Dans une interview avec BuzzFeed News, Fennessy a défendu l’analyse UICN / Trafic et a dit qu’il ne savait pas qui l’avait écrit. Cependant, un document de l’UICN identifie Fennessy comme un critique de l’analyse. Un porte-parole de l’UICN a précisé dans un e-mail: «Au moins un membre de l’équipe centrale était en contact direct avec chaque examinateur ou a été copié dans la correspondance avec chaque examinateur.»

Lors de la Conférence mondiale sur la faune à Genève en août 2019, Bercovitch, à la demande de la délégation du Tchad, a pris la décision capitale de dénoncer l’UICN. C’était la première fois qu’il le faisait.
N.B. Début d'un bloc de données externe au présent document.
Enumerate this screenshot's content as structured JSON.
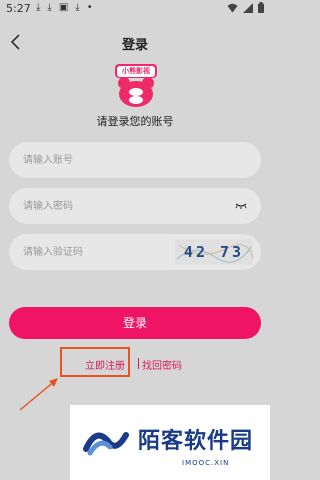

Dans une présentation de 10 minutes, il a fait une plaidoyer fort pour la protection des girafes. «Quand j’ai terminé ma présentation, des gens de l’UICN me regardaient comme s’ils pensaient, Qui diable est ce type?« 

Mais l’appel du professeur a fonctionné et les délégués se sont rangés du côté des six pays africains, votant 106–21 contre la recommandation de l’UICN. Le commerce international des pièces de girafe serait désormais contrôlé pour la première fois.
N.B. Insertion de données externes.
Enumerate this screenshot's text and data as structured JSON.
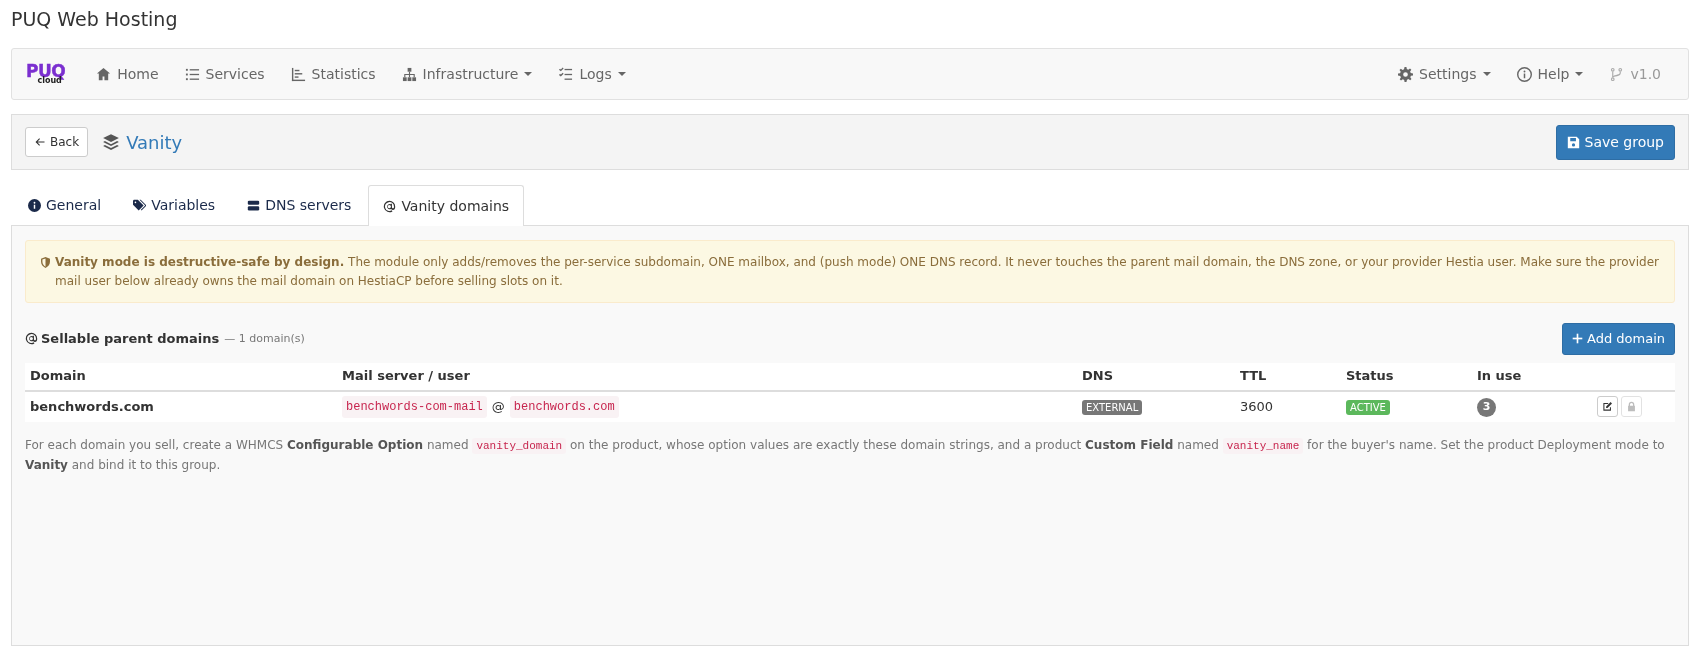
{
  "page_title": "PUQ Web Hosting",
  "brand": {
    "main": "PUQ",
    "sub": "cloud"
  },
  "nav_left": [
    {
      "label": "Home",
      "dropdown": false
    },
    {
      "label": "Services",
      "dropdown": false
    },
    {
      "label": "Statistics",
      "dropdown": false
    },
    {
      "label": "Infrastructure",
      "dropdown": true
    },
    {
      "label": "Logs",
      "dropdown": true
    }
  ],
  "nav_right": [
    {
      "label": "Settings",
      "dropdown": true,
      "disabled": false
    },
    {
      "label": "Help",
      "dropdown": true,
      "disabled": false
    },
    {
      "label": "v1.0",
      "dropdown": false,
      "disabled": true
    }
  ],
  "header": {
    "back": "Back",
    "title": "Vanity",
    "save": "Save group"
  },
  "tabs": [
    {
      "label": "General",
      "selected": false
    },
    {
      "label": "Variables",
      "selected": false
    },
    {
      "label": "DNS servers",
      "selected": false
    },
    {
      "label": "Vanity domains",
      "selected": true
    }
  ],
  "alert": "**Vanity mode is destructive-safe by design.** The module only adds/removes the per-service subdomain, ONE mailbox, and (push mode) ONE DNS record. It never touches the parent mail domain, the DNS zone, or your provider Hestia user. Make sure the provider mail user below already owns the mail domain on HestiaCP before selling slots on it.",
  "section": {
    "title": "Sellable parent domains",
    "count": "— 1 domain(s)",
    "add": "Add domain"
  },
  "table": {
    "columns": [
      "Domain",
      "Mail server / user",
      "DNS",
      "TTL",
      "Status",
      "In use"
    ],
    "rows": [
      {
        "domain": "benchwords.com",
        "mail_user": "benchwords-com-mail",
        "at": "@",
        "mail_domain": "benchwords.com",
        "dns": "EXTERNAL",
        "ttl": "3600",
        "status": "ACTIVE",
        "color": "#5cb85c",
        "in_use": "3",
        "actions": [
          {
            "kind": "edit",
            "disabled": false
          },
          {
            "kind": "lock",
            "disabled": true
          }
        ]
      }
    ]
  },
  "note": [
    {
      "kind": "text",
      "text": "For each domain you sell, create a WHMCS **Configurable Option** named "
    },
    {
      "kind": "code",
      "text": "vanity_domain"
    },
    {
      "kind": "text",
      "text": " on the product, whose option values are exactly these domain strings, and a product **Custom Field** named "
    },
    {
      "kind": "code",
      "text": "vanity_name"
    },
    {
      "kind": "text",
      "text": " for the buyer's name. Set the product Deployment mode to **Vanity** and bind it to this group."
    }
  ]
}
Ces victoires pour les critiques de chasse aux trophées sont cependant extrêmement rares. En 2017, le Conseil de l’UICN, l’organe directeur du syndicat, était confronté à un dilemme. Le Fonds international pour la protection des animaux (IFAW) avait demandé à devenir membre de l’UICN, mais l’ONG était expressément contre la chasse aux trophées sous toutes ses formes. Les défenseurs de la chasse aux trophées au sein du Conseil de l’UICN avaient de sérieuses préoccupations et ont fait valoir qu’il serait impossible de parvenir à un consensus au sein de l’UICN si une organisation membre refusait de reconnaître la chasse aux trophées comme un outil de conservation précieux. Le Conseil de l’UICN était divisé, certains conseillers étaient du côté de la position d’IFAW.

Le Conseil de l’UICN a donc commandé un rapport interne qu’il espérait régler le différend entre les chasseurs de trophées et leurs détracteurs, afin de clarifier enfin la position de l’UICN.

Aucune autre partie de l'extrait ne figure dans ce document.